I’m trying to train a classifier on 15k images over five categories using googlenet architecture.
I followed the fine-tune tutorial (but used as pretrained=false just to train from scratch).
But the training is only possible if i set the ‘aux logits as false’
‘’’
model.aux.logits=False
‘’’
Can someone explain why I have to do this for training?
Could you post the dimension error?
Since the Inception model is quite deep, the auxiliary loss was used to stabilize the training.
If you are training from scratch, using the aux_loss might help.
Traceback (most recent call last):
File "imagenet.py", line 406, in <module>
main()
File "imagenet.py", line 113, in main
main_worker(args.gpu, ngpus_per_node, args)
File "imagenet.py", line 239, in main_worker
train(train_loader, model, criterion, optimizer, epoch, args)
File "imagenet.py", line 279, in train
output, aux_outputs = model(input)
ValueError: too many values to unpack (expected 2)
Hi. Yes. It is in train() and leave aux_logits=True.
imagenet based script process over the batch iteration for one epoch, then before second epoch it gave me that error. It tries to go the eval() for the first epoch to give the acc over that batch right?

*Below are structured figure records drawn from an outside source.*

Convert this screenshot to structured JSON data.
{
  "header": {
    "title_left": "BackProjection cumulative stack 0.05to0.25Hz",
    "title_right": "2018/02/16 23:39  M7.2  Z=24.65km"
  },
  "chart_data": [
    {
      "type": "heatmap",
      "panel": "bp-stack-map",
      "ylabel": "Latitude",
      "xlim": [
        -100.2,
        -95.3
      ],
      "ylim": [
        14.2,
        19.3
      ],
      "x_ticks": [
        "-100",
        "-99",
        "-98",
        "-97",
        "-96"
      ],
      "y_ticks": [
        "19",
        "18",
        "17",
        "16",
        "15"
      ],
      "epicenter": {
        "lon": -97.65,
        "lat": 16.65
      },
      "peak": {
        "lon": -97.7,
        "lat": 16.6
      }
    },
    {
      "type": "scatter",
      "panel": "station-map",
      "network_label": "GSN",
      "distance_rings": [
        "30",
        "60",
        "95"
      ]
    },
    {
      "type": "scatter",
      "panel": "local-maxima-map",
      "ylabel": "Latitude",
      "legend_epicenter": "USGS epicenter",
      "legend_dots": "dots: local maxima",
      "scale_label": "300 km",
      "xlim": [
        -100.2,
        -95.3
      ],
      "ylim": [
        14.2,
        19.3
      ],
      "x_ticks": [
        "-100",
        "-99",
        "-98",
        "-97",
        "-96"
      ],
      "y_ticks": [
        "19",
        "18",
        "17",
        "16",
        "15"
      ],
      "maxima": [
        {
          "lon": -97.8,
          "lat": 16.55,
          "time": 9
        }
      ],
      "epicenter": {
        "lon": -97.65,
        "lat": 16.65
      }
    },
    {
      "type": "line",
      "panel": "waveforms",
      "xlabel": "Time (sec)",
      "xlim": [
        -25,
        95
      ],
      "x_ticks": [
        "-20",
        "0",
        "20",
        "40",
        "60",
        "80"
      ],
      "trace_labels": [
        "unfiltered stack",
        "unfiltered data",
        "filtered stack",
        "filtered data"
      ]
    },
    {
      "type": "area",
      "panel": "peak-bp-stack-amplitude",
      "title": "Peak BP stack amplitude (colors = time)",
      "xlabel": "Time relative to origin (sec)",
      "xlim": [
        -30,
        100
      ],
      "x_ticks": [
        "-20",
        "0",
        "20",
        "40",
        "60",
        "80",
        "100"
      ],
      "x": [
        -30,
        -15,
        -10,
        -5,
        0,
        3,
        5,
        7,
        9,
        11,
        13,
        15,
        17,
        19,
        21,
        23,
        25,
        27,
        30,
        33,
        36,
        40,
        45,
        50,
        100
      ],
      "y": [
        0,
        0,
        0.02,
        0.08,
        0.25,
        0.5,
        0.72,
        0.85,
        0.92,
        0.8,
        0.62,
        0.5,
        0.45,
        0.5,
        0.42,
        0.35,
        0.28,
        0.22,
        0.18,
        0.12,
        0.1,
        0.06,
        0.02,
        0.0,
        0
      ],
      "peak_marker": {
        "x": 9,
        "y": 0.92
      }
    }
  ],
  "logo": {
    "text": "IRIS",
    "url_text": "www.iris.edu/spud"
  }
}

Below is the snippet for main_worker function.
def main_worker(gpu, ngpus_per_node, args):
.....
.....
.....
for epoch in range(args.start_epoch, args.epochs):
if args.distributed:
train_sampler.set_epoch(epoch)
adjust_learning_rate(optimizer, epoch, args)
# train for one epoch
train(train_loader, model, criterion, optimizer, epoch, args)
# evaluate on validation set
acc1 = validate(val_loader, model, criterion, args)
# remember best acc@1 and save checkpoint
is_best = acc1 > best_acc1
best_acc1 = max(acc1, best_acc1)
if not args.multiprocessing_distributed or (args.multiprocessing_distributed
and args.rank % ngpus_per_node == 0):
save_checkpoint({
'epoch': epoch + 1,
'arch': args.arch,
'state_dict': model.state_dict(),
'best_acc1': best_acc1,
'optimizer' : optimizer.state_dict(),
}, is_best)
It seems that the model might still be in eval() after the first epoch.
The aux_logits will only be returned in train() mode, so make sure to activate it before the next epoch.
No, it didn’t went to eval(), its just done with the train(), before going to eval(), error thrown.
I just chaged the def train() params, set def validate() as it is. am I incorrect?
This time, there is little confusion with the fc layer. I followed the finetune tutorial (just want to run with aux_logits=True): for inception as there is only one aux_logit below snippet working fine.
elif model_name == "inception":
""" Inception v3
Be careful, expects (299,299) sized images and has auxiliary output
"""
model_ft = models.inception_v3(pretrained=use_pretrained)
set_parameter_requires_grad(model_ft, feature_extract)
# Handle the auxilary net
num_ftrs = model_ft.AuxLogits.fc.in_features
model_ft.AuxLogits.fc = nn.Linear(num_ftrs, num_classes)
# Handle the primary net
num_ftrs = model_ft.fc.in_features
model_ft.fc = nn.Linear(num_ftrs,num_classes)
input_size = 299
correspoing inception_v3 net file snippet:
if self.training and self.aux_logits:
aux = self.AuxLogits(x)
and the fc snippet:
self.fc = nn.Linear(768, num_classes)
Whereas for GoogLeNet has two auxilary outputs, the net file snippet has:
if self.training and self.aux_logits:
aux1 = self.aux1(x)
.....
if self.training and self.aux_logits:
aux2 = self.aux2(x)